Bleed not showing properly when exported

  • April 18, 2024
  • 2 replies
  • 501 views

I ma trying to export with a .125 bleed for a 8.5x11 page but the output is showing incorrect total size together with the bleed.

 

Output  should be a 8.625 x 11.125 inches but after the export output is 8.75 x 11.25.

I wonder what I'm doing wrong. I tried a new workspace but the output is still the same it seems to ad a couple of mm on the bleed. Any suggestions or solutions will be a great help.

 

 

Correct answer James Gifford—NitroPress

Check your math. Bleed is added to all four sides unless you specifically set it to be asymmetrical. 

 

8.5 + .125 + .125 =  8.75. Fancy that... 🙂

2 replies

Participant
January 27, 2025

I'm having the same issue with the bleed not exporting correctly. I've tried everything and it's not working. My last file exported perfectly but this latest one just won't. I'm not sure if someting in an InDesign update is causing issues or what, but I'm frustrated.

Robert at ID-Tasker
Legend
January 27, 2025

@augustmp68 

 

Can you post some screenshots?

 

Sample page in InDesign - VIEW / SCREEN MODE / NORMAL, the same page from the exported PDF in Acrobat, settings you've set in the document setup and export dialog.

 

James Gifford—NitroPress
Legend
January 27, 2025

Or any details beyond "it's not working." But the specifics of doc and menu screenshots will help a lot.

James Gifford—NitroPress
Legend
April 18, 2024

Check your math.

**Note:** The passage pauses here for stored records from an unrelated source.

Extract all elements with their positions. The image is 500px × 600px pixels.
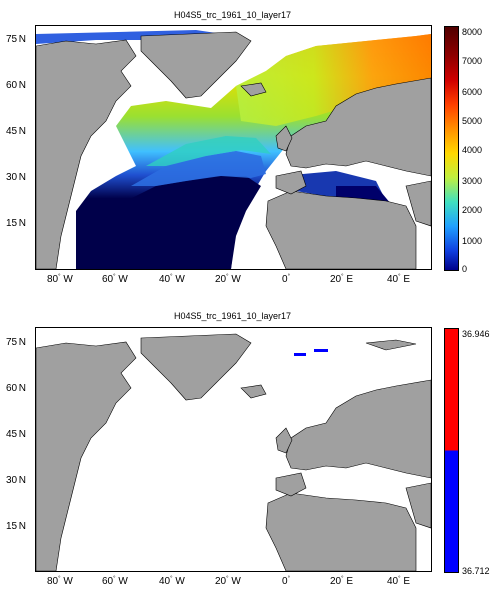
top-colorbar-tick-3000: 3000 <box>462 176 483 186</box>
top-lat-label-30: 30 N <box>6 172 27 183</box>
top-land <box>36 31 431 269</box>
top-colorbar-tick-5000: 5000 <box>462 116 483 126</box>
bottom-lat-label-45: 45 N <box>6 429 27 440</box>
top-lon-label-40w: 40° W <box>159 274 185 285</box>
top-lon-label-60w: 60° W <box>102 274 128 285</box>
top-colorbar-tick-4000: 4000 <box>462 145 483 155</box>
bottom-lat-label-60: 60 N <box>6 383 27 394</box>
bottom-lat-label-75: 75 N <box>6 337 27 348</box>
top-lon-label-40e: 40° E <box>387 274 410 285</box>
top-lat-label-45: 45 N <box>6 126 27 137</box>
top-lon-label-20w: 20° W <box>215 274 241 285</box>
bottom-map-canvas <box>36 333 431 571</box>
bottom-lon-label-0: 0° <box>282 576 290 587</box>
bottom-lat-label-30: 30 N <box>6 475 27 486</box>
bottom-field-cells <box>294 349 328 356</box>
top-colorbar-tick-7000: 7000 <box>462 56 483 66</box>
top-colorbar-tick-8000: 8000 <box>462 27 483 37</box>
top-colorbar-tick-0: 0 <box>462 264 468 274</box>
top-lat-label-60: 60 N <box>6 80 27 91</box>
top-lon-label-0: 0° <box>282 274 290 285</box>
top-lon-label-80w: 80° W <box>47 274 73 285</box>
bottom-colorbar <box>444 328 459 573</box>
bottom-lat-label-15: 15 N <box>6 521 27 532</box>
top-colorbar-tick-1000: 1000 <box>462 236 483 246</box>
top-map-title: H04S5_trc_1961_10_layer17 <box>173 10 292 20</box>
tracer-field <box>36 30 431 269</box>
top-colorbar-tick-6000: 6000 <box>462 87 483 97</box>
top-map-canvas <box>36 30 431 269</box>
bottom-colorbar-tick-min: 36.712 <box>462 566 490 576</box>
bottom-lon-label-40e: 40° E <box>387 576 410 587</box>
bottom-map-title: H04S5_trc_1961_10_layer17 <box>173 311 292 321</box>
top-lon-label-20e: 20° E <box>330 274 353 285</box>
bottom-lon-label-60w: 60° W <box>102 576 128 587</box>
top-lat-label-75: 75 N <box>6 34 27 45</box>
top-map <box>35 25 432 270</box>
bottom-lon-label-40w: 40° W <box>159 576 185 587</box>
bottom-lon-label-80w: 80° W <box>47 576 73 587</box>
top-lat-label-15: 15 N <box>6 218 27 229</box>
bottom-map <box>35 327 432 572</box>
top-colorbar <box>444 26 459 271</box>
bottom-lon-label-20e: 20° E <box>330 576 353 587</box>
top-colorbar-tick-2000: 2000 <box>462 205 483 215</box>
bottom-colorbar-tick-max: 36.946 <box>462 329 490 339</box>
bottom-land <box>36 333 431 571</box>
bottom-lon-label-20w: 20° W <box>215 576 241 587</box>
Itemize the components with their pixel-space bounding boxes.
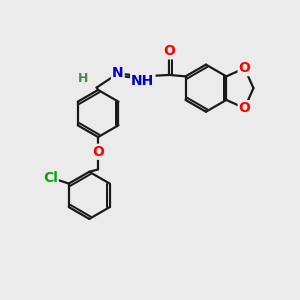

Bleed is added to all four sides unless you specifically set it to be asymmetrical. 

 

8.5 + .125 + .125 =  8.75. Fancy that... 🙂

dhumildeAuthor
Participant
April 18, 2024

Hmmm.. I see. But the printer was telling me to use .125 bleed on all sides and asked for a 8.625 x 11.125 inches output. Are they wrong? 

James Gifford—NitroPress
Legend
April 18, 2024

From what you're saying, yes, they messed up the math. But a printer doesn't usually care what size a layout is after bleeds and crop marks and such. It's up to them to impose the layout on their press by the trim or finish size, and as long as bleeds and marks are there, the total size of the document is irrelevant.

 

Unless they just flubbed the math, the misunderstanding and need for an exact layout size is a bit of a red flag here, that someone doesn't quite know what they are doing.

 

But 99 times out of 100, a bleed size means "on all sides" and thus doubles across each dimension. Sometimes, in book printing and the like, a bleed can be only one edge, or not symmetrical. But that's rare and usually spelled out clearly.